Siamo tutti il prodotto della nostra infanzia.Io sono il prodotto di un'assenza completa di infanzia. La mancanza di quell'età preziosa e meravigliosa in cui ci interessa solo giocare, completamente persi nei nostri genitori; in cui l'unica preoccupazione è
studiare per il compito di grammatica del lunedì mattina.
Quelli di voi che conoscono i Jackson Five, sanno che ho iniziato ad esibirmi all'età di 5 anni e che da allora non ho mai smesso di ballare o cantare. E mentre cantare e ballare rimane senza ombra di dubbio una delle mie più grandi gioie, quando ero giovane volevo solo essere un ragazzino normale. Volevo costruire le case sugli alberi, fare le battaglie con i palloncini ad acqua, e giocare a nascondino con gli amici. Ma il fato ha
voluto diversamente e non mi restava altro che invidiare gli altri che giocavano e si divertivano intorno a me. Non c'era un attimo di distrazione dal mio lavoro.
La domenica andavo in Predicazione, il termine usato per descrivere il lavoro di porta a porta dei Testimoni di Geova. Era in quelle occasioni che avevo la possibilità vedere la magia dell'infanzia altrui. Dato che ero già una celebrità, dovevo camuffarmi con barba, gommapiuma e occhiali e passavamo la giornata in giro per le case dei sobborghi nel sud della California, facendo il porta a porta o distribuendo il nostro giornale, "La
Torre di Guardia", nei supermercati. Adoravo poter entrare in quelle case normalissime e vedere i ragazzini giocare a Monopoli e le nonne con i nipotini e tutte quelle scene meravigliosamente ordinarie della vita di ogni giorno. Lo so, molti potrebbero obiettare che non si tratta poi di niente di eccezionale, ma per me erano assolutamente estasianti.
Una volta pensavo di essere l'unico ad essere cresciuto senza una vera e propria infanzia. Credevo, infatti, che ci fossero solo pochissime persone in grado di condividere le mie stesse sensazioni. Quando recentemente ho incontrato Shirley Temple Black, la grande baby star degli anni 30 e 40, all'inizio non ci siamo detti niente. Abbiamo semplicemente pianto insieme, perché era in grado di capire la mia tristezza come solo i miei carissimi
amici Elizabeth Taylor e Maculay Culkin possono.
Non vi sto dicendo questo per guadagnarmi la vostra simpatia, ma per farvi capire il primo punto importante che vorrei presentarvi:non sono solo le star di Hollywood ad aver sofferto per la perdita dell'infanzia.

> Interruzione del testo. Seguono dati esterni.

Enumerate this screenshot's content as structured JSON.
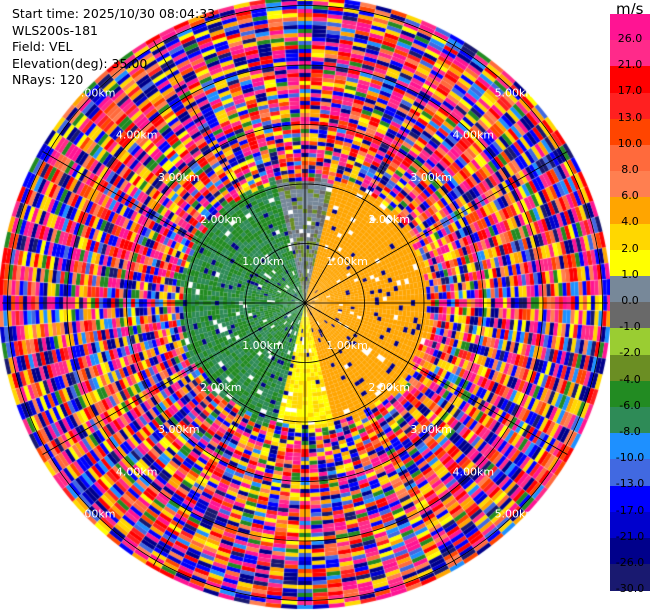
{
  "info": {
    "start_time": "Start time: 2025/10/30 08:04:33",
    "station": "WLS200s-181",
    "field": "Field: VEL",
    "elevation": "Elevation(deg): 35.00",
    "nrays": "NRays: 120"
  },
  "chart_data": {
    "type": "heatmap",
    "projection": "polar-ppi",
    "field": "VEL",
    "elevation_deg": 35.0,
    "n_rays": 120,
    "range_rings_km": [
      1,
      2,
      3,
      4,
      5
    ],
    "ring_labels": [
      "1.00km",
      "2.00km",
      "3.00km",
      "4.00km",
      "5.00km"
    ],
    "colorbar": {
      "unit": "m/s",
      "ticks": [
        "26.0",
        "21.0",
        "17.0",
        "13.0",
        "10.0",
        "8.0",
        "6.0",
        "4.0",
        "2.0",
        "1.0",
        "0.0",
        "-1.0",
        "-2.0",
        "-4.0",
        "-6.0",
        "-8.0",
        "-10.0",
        "-13.0",
        "-17.0",
        "-21.0",
        "-26.0",
        "-30.0"
      ],
      "colors": [
        "#ff1493",
        "#ff2a8a",
        "#ff0000",
        "#ff2020",
        "#ff4500",
        "#ff6a3c",
        "#ff7f50",
        "#ffa500",
        "#ffd700",
        "#ffff00",
        "#778899",
        "#696969",
        "#9acd32",
        "#6b8e23",
        "#228b22",
        "#2e8b57",
        "#1e90ff",
        "#4169e1",
        "#0000ff",
        "#0000cd",
        "#00008b",
        "#191970"
      ]
    }
  }
}
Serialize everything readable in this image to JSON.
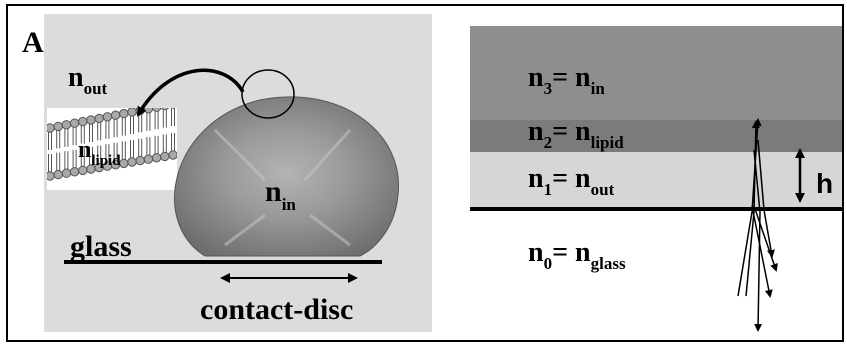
{
  "panel_a": {
    "label": "A",
    "n_out": {
      "base": "n",
      "sub": "out"
    },
    "n_lipid": {
      "base": "n",
      "sub": "lipid"
    },
    "n_in": {
      "base": "n",
      "sub": "in"
    },
    "glass": "glass",
    "contact_disc": "contact-disc"
  },
  "panel_b": {
    "n3": {
      "base": "n",
      "sub": "3",
      "eq": "= n",
      "eq_sub": "in"
    },
    "n2": {
      "base": "n",
      "sub": "2",
      "eq": "= n",
      "eq_sub": "lipid"
    },
    "n1": {
      "base": "n",
      "sub": "1",
      "eq": "= n",
      "eq_sub": "out"
    },
    "n0": {
      "base": "n",
      "sub": "0",
      "eq": "= n",
      "eq_sub": "glass"
    },
    "h": "h"
  },
  "colors": {
    "panel_a_bg": "#dcdcdc",
    "layer_n3": "#8e8e8e",
    "layer_n2": "#7b7b7b",
    "layer_n1": "#d6d6d6",
    "vesicle": "#8a8a8a",
    "lipid_head": "#a9a9a9"
  }
}
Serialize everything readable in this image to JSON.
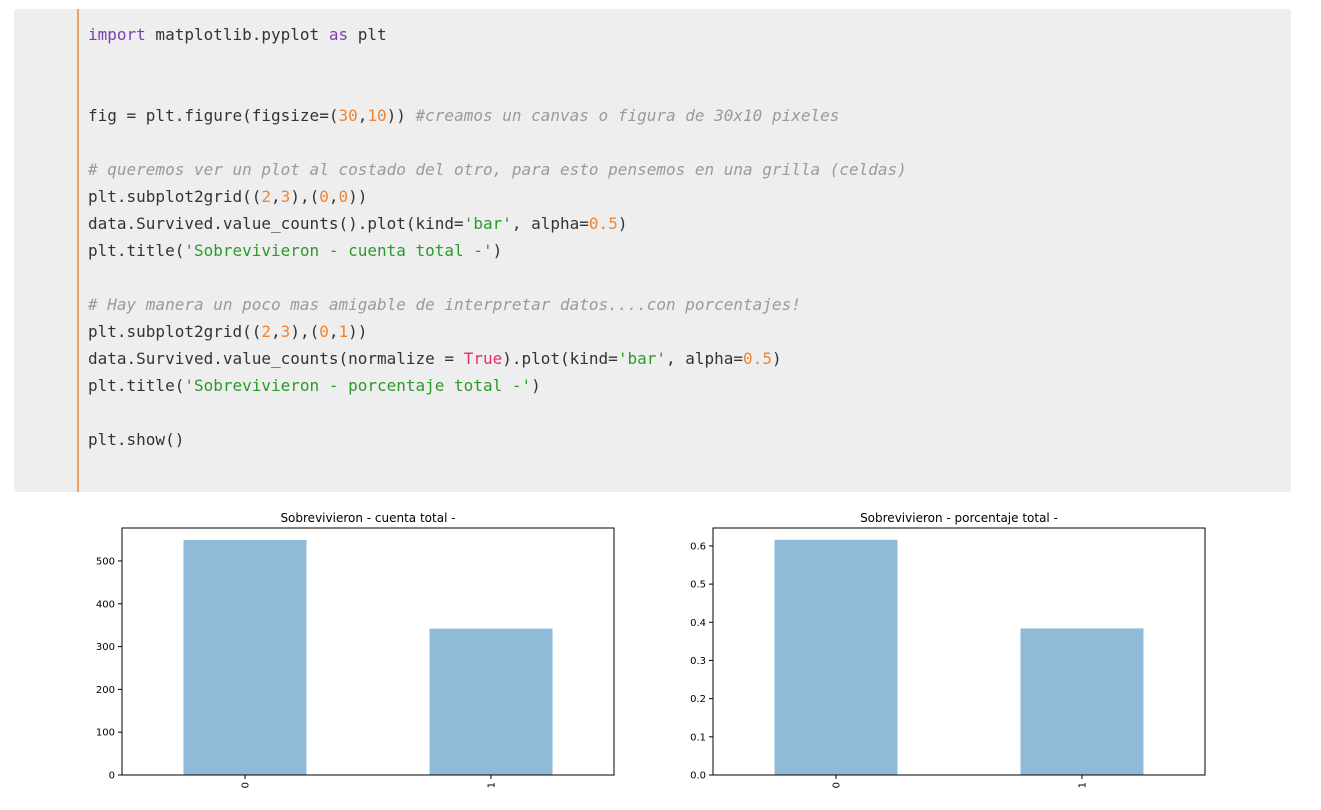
{
  "code_cell": {
    "lines": [
      [
        {
          "t": "kw",
          "v": "import"
        },
        {
          "t": "plain",
          "v": " matplotlib.pyplot "
        },
        {
          "t": "kw",
          "v": "as"
        },
        {
          "t": "plain",
          "v": " plt"
        }
      ],
      [],
      [],
      [
        {
          "t": "plain",
          "v": "fig = plt.figure(figsize=("
        },
        {
          "t": "num",
          "v": "30"
        },
        {
          "t": "plain",
          "v": ","
        },
        {
          "t": "num",
          "v": "10"
        },
        {
          "t": "plain",
          "v": ")) "
        },
        {
          "t": "cmt",
          "v": "#creamos un canvas o figura de 30x10 pixeles"
        }
      ],
      [],
      [
        {
          "t": "cmt",
          "v": "# queremos ver un plot al costado del otro, para esto pensemos en una grilla (celdas)"
        }
      ],
      [
        {
          "t": "plain",
          "v": "plt.subplot2grid(("
        },
        {
          "t": "num",
          "v": "2"
        },
        {
          "t": "plain",
          "v": ","
        },
        {
          "t": "num",
          "v": "3"
        },
        {
          "t": "plain",
          "v": "),("
        },
        {
          "t": "num",
          "v": "0"
        },
        {
          "t": "plain",
          "v": ","
        },
        {
          "t": "num",
          "v": "0"
        },
        {
          "t": "plain",
          "v": "))"
        }
      ],
      [
        {
          "t": "plain",
          "v": "data.Survived.value_counts().plot(kind="
        },
        {
          "t": "str",
          "v": "'bar'"
        },
        {
          "t": "plain",
          "v": ", alpha="
        },
        {
          "t": "num",
          "v": "0.5"
        },
        {
          "t": "plain",
          "v": ")"
        }
      ],
      [
        {
          "t": "plain",
          "v": "plt.title("
        },
        {
          "t": "str",
          "v": "'Sobrevivieron - cuenta total -'"
        },
        {
          "t": "plain",
          "v": ")"
        }
      ],
      [],
      [
        {
          "t": "cmt",
          "v": "# Hay manera un poco mas amigable de interpretar datos....con porcentajes!"
        }
      ],
      [
        {
          "t": "plain",
          "v": "plt.subplot2grid(("
        },
        {
          "t": "num",
          "v": "2"
        },
        {
          "t": "plain",
          "v": ","
        },
        {
          "t": "num",
          "v": "3"
        },
        {
          "t": "plain",
          "v": "),("
        },
        {
          "t": "num",
          "v": "0"
        },
        {
          "t": "plain",
          "v": ","
        },
        {
          "t": "num",
          "v": "1"
        },
        {
          "t": "plain",
          "v": "))"
        }
      ],
      [
        {
          "t": "plain",
          "v": "data.Survived.value_counts(normalize = "
        },
        {
          "t": "bool",
          "v": "True"
        },
        {
          "t": "plain",
          "v": ").plot(kind="
        },
        {
          "t": "str",
          "v": "'bar'"
        },
        {
          "t": "plain",
          "v": ", alpha="
        },
        {
          "t": "num",
          "v": "0.5"
        },
        {
          "t": "plain",
          "v": ")"
        }
      ],
      [
        {
          "t": "plain",
          "v": "plt.title("
        },
        {
          "t": "str",
          "v": "'Sobrevivieron - porcentaje total -'"
        },
        {
          "t": "plain",
          "v": ")"
        }
      ],
      [],
      [
        {
          "t": "plain",
          "v": "plt.show()"
        }
      ]
    ]
  },
  "colors": {
    "cell_background": "#eeeeee",
    "cell_accent": "#f3a15c",
    "bar_fill": "#1f77b4",
    "bar_alpha": 0.5
  },
  "chart_data": [
    {
      "type": "bar",
      "title": "Sobrevivieron - cuenta total -",
      "categories": [
        "0",
        "1"
      ],
      "values": [
        549,
        342
      ],
      "ylim": [
        0,
        577
      ],
      "yticks": [
        0,
        100,
        200,
        300,
        400,
        500
      ],
      "ytick_labels": [
        "0",
        "100",
        "200",
        "300",
        "400",
        "500"
      ],
      "xlabel": "",
      "ylabel": "",
      "grid": false
    },
    {
      "type": "bar",
      "title": "Sobrevivieron - porcentaje total -",
      "categories": [
        "0",
        "1"
      ],
      "values": [
        0.616,
        0.384
      ],
      "ylim": [
        0,
        0.647
      ],
      "yticks": [
        0.0,
        0.1,
        0.2,
        0.3,
        0.4,
        0.5,
        0.6
      ],
      "ytick_labels": [
        "0.0",
        "0.1",
        "0.2",
        "0.3",
        "0.4",
        "0.5",
        "0.6"
      ],
      "xlabel": "",
      "ylabel": "",
      "grid": false
    }
  ]
}
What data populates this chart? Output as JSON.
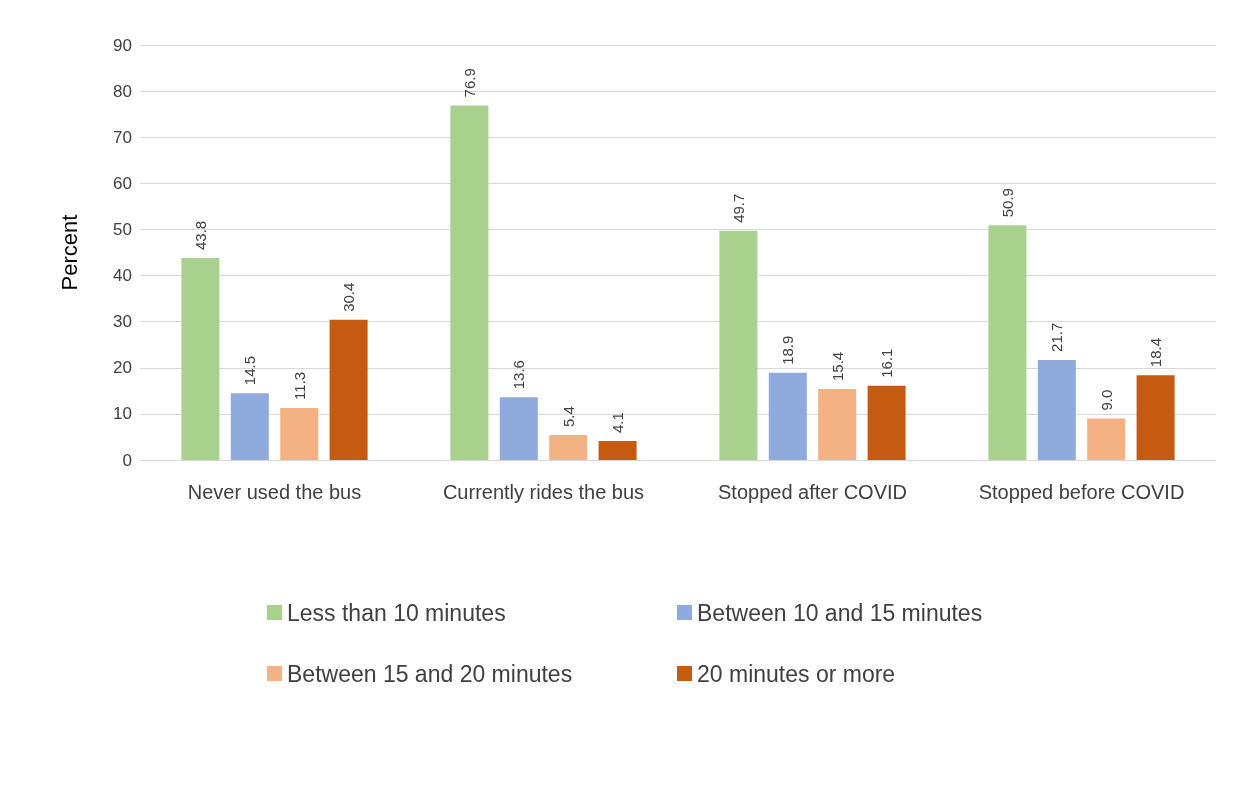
{
  "chart_data": {
    "type": "bar",
    "ylabel": "Percent",
    "categories": [
      "Never used the bus",
      "Currently rides the bus",
      "Stopped after COVID",
      "Stopped before COVID"
    ],
    "series": [
      {
        "name": "Less than 10 minutes",
        "color": "#a9d18e",
        "values": [
          43.8,
          76.9,
          49.7,
          50.9
        ],
        "value_labels": [
          "43.8",
          "76.9",
          "49.7",
          "50.9"
        ]
      },
      {
        "name": "Between 10 and 15 minutes",
        "color": "#8faadc",
        "values": [
          14.5,
          13.6,
          18.9,
          21.7
        ],
        "value_labels": [
          "14.5",
          "13.6",
          "18.9",
          "21.7"
        ]
      },
      {
        "name": "Between 15 and 20 minutes",
        "color": "#f4b183",
        "values": [
          11.3,
          5.4,
          15.4,
          9.0
        ],
        "value_labels": [
          "11.3",
          "5.4",
          "15.4",
          "9.0"
        ]
      },
      {
        "name": "20 minutes or more",
        "color": "#c55a11",
        "values": [
          30.4,
          4.1,
          16.1,
          18.4
        ],
        "value_labels": [
          "30.4",
          "4.1",
          "16.1",
          "18.4"
        ]
      }
    ],
    "ylim": [
      0,
      90
    ],
    "yticks": [
      0,
      10,
      20,
      30,
      40,
      50,
      60,
      70,
      80,
      90
    ],
    "grid": "y",
    "legend": "bottom"
  }
}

Oggi, questo fenomeno rappresenta una vera e propria calamità, una catastrofe al livello globale. L'infanzia è diventata la più grande perdita della vita odierna. Tutto intorno a noi stiamo creando eserciti di ragazzini che non hanno conosciuto la gioia, a cui non è stato concesso il diritto e la libertà di sapere cosa significa essere bambini.
Al giorno d'oggi, i bambini sono costantemente incoraggiati a crescere in fretta, come se questo periodo conosciuto come infanzia fosse un momento da superare subito, un peso da cui liberarsi in fretta.

E su questo posso dirvi di essere uno dei più grandi esperti al mondo.

La nostra è una generazione che ha dovuto assistere all'abrogazione dell'accordo fra genitori e figli. Gli psicologi pubblicano continuamente libri su quanto sia distruttivo negare ai bambini l'amore incondizionato che è così necessario per un sano sviluppo della mente e la formazione del carattere. E, a causa di tutta questa indifferenza, troppi dei nostri bambini devono, essenzialmente, crescere da soli. Crescono lontani dai loro genitori, dai nonni e dagli altri membri della famiglia, come se tutto
intorno si fosse dissolto quel legame indistruttibile che una volta legava una generazione con l'altra.
Questa violazione ha dato vita ad una nuova generazione, potremmo chiamarla
Generazione O, a cui ora è stata passata la torcia dalla Generazione X.
La 'O' sta per una generazione che ha tutto per quanto riguarda
l'esteriorità (in inglese 'Outside' sta per esteriore, ndr), benessere,
successo, bei vestiti e macchine costose, ma un vuoto tagliente dentro.

Quella cavità nel nostro petto, quel semplice nucleo, quel vuoto al centro di quel luogo dove una volta batteva il nostro cuore e dove prima c'era amore.

E non sono solo i bambini a soffrire. Anche i genitori soffrono.
Quanto più coltiviamo piccoli adulti nei corpi di bambini, tanto più perdiamo le nostre qualità di essere un po' come loro, e c'è tanto per cui vale la pena mantenere alcuni aspetti dei bambini anche da adulti.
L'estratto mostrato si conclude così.